I accomplished a life goal a couple weeks ago, I played John Adams' "
Harmonielehre." I went up to Seattle and subbed with the orchestra, and it was a lot of fun. I think this is one of the best pieces of music written in the 20th Century. (If you're going to listen to the piece, get the City of Birmingham Symphony Orchestra recording with Simon Rattle conducting. [That's the Birmingham in the UK.])
There is very little to report on the romantic front, as usual. A few missed opportunities, some empty promises, generally low self-esteem. I've been too exhausted to do a whole lot about my physical appearance and it shows. I'm not sure what the solution is. I know that I haven't recovered from hosting a friend last week whose lifestyle is one I couldn't possibly maintain. But there have been good moments too, here and there, buried in the debris.
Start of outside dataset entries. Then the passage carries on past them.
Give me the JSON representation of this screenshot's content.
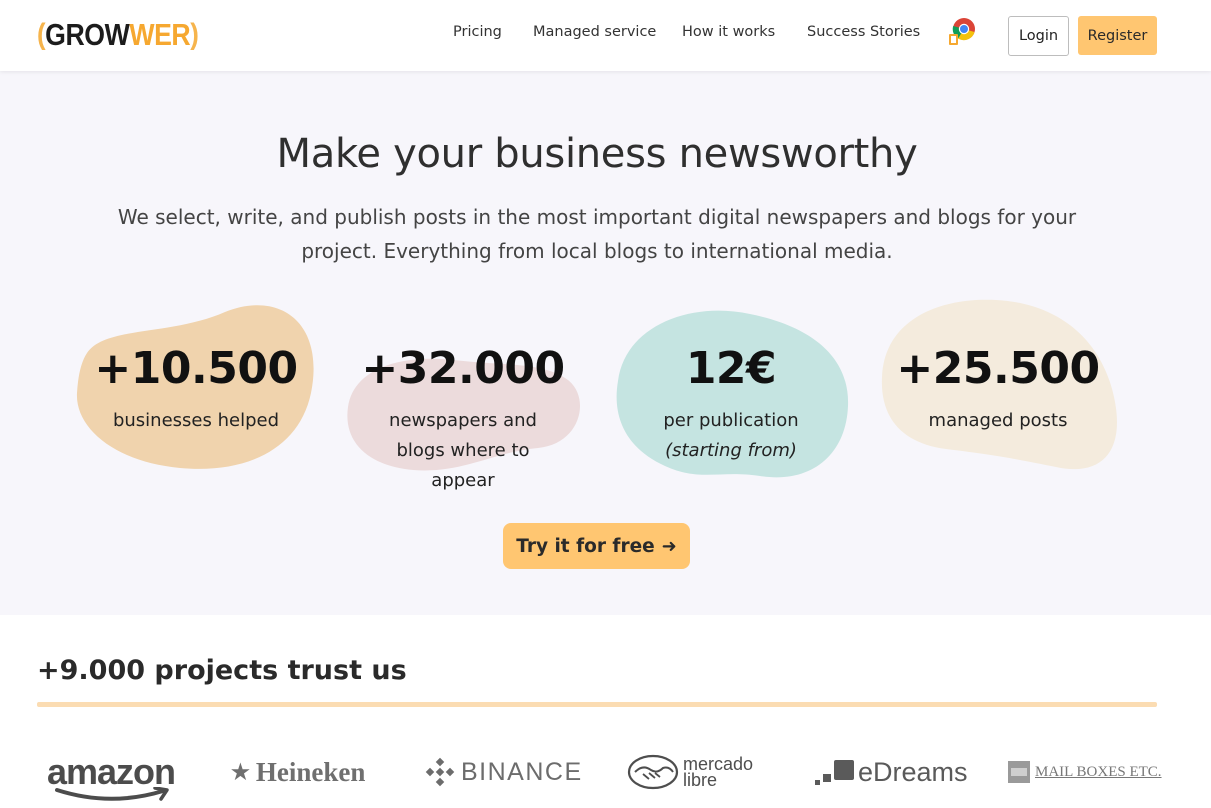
{
  "header": {
    "logo": {
      "open_paren": "(",
      "grow": "GROW",
      "wer": "WER",
      "close_paren": ")"
    },
    "nav": [
      {
        "label": "Pricing"
      },
      {
        "label": "Managed service"
      },
      {
        "label": "How it works"
      },
      {
        "label": "Success Stories"
      }
    ],
    "chrome_icon": "chrome-extension-icon",
    "login_label": "Login",
    "register_label": "Register"
  },
  "hero": {
    "title": "Make your business newsworthy",
    "subtitle_line1": "We select, write, and publish posts in the most important digital newspapers and blogs for your",
    "subtitle_line2": "project. Everything from local blogs to international media.",
    "stats": [
      {
        "number": "+10.500",
        "label": "businesses helped",
        "color": "#f0d3ad"
      },
      {
        "number": "+32.000",
        "label_line1": "newspapers and",
        "label_line2": "blogs where to",
        "label_line3": "appear",
        "color": "#ecdbdc"
      },
      {
        "number": "12€",
        "label": "per publication",
        "note": "(starting from)",
        "color": "#c5e4e1"
      },
      {
        "number": "+25.500",
        "label": "managed posts",
        "color": "#f4ebdd"
      }
    ],
    "cta_label": "Try it for free",
    "cta_arrow": "➜"
  },
  "trust": {
    "title": "+9.000 projects trust us",
    "logos": [
      {
        "name": "amazon"
      },
      {
        "name": "Heineken",
        "star": "★"
      },
      {
        "name": "BINANCE"
      },
      {
        "line1": "mercado",
        "line2": "libre"
      },
      {
        "name": "eDreams"
      },
      {
        "name": "MAIL BOXES ETC."
      }
    ]
  },
  "colors": {
    "accent": "#ffc671",
    "logo_orange": "#f6a830",
    "hero_bg": "#f7f6fb",
    "trust_line": "#fbdcb2"
  }
}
I know that I am over-committed. I know that I need to make sacrifices if my life is ever going to work. If I could sustain myself financially on music that I create, I would. Much as I love it, I would leave the orchestra in a heartbeat if I had a successful rock band or if I was in demand for high-priced commissions. Obviously this is very idealistic, and that in my very pragmatic existence I do care about the orchestra, and orchestral music as an active and viable art form.
So tell me about your life. Tell me what you care about. Tell me what you do. Tell me what you want, and what your dreams are. Tell me what you would sacrifice to have more of what you really need. Tell me your secrets for creating and utilizing free time, for staying motivated, for finding love, for making sense of it all. I am being absolutely serious when I say that I am curious, and I would like to hear what you have to say. So there it is.
Oh by the way, I also went to Japan. It was lovely.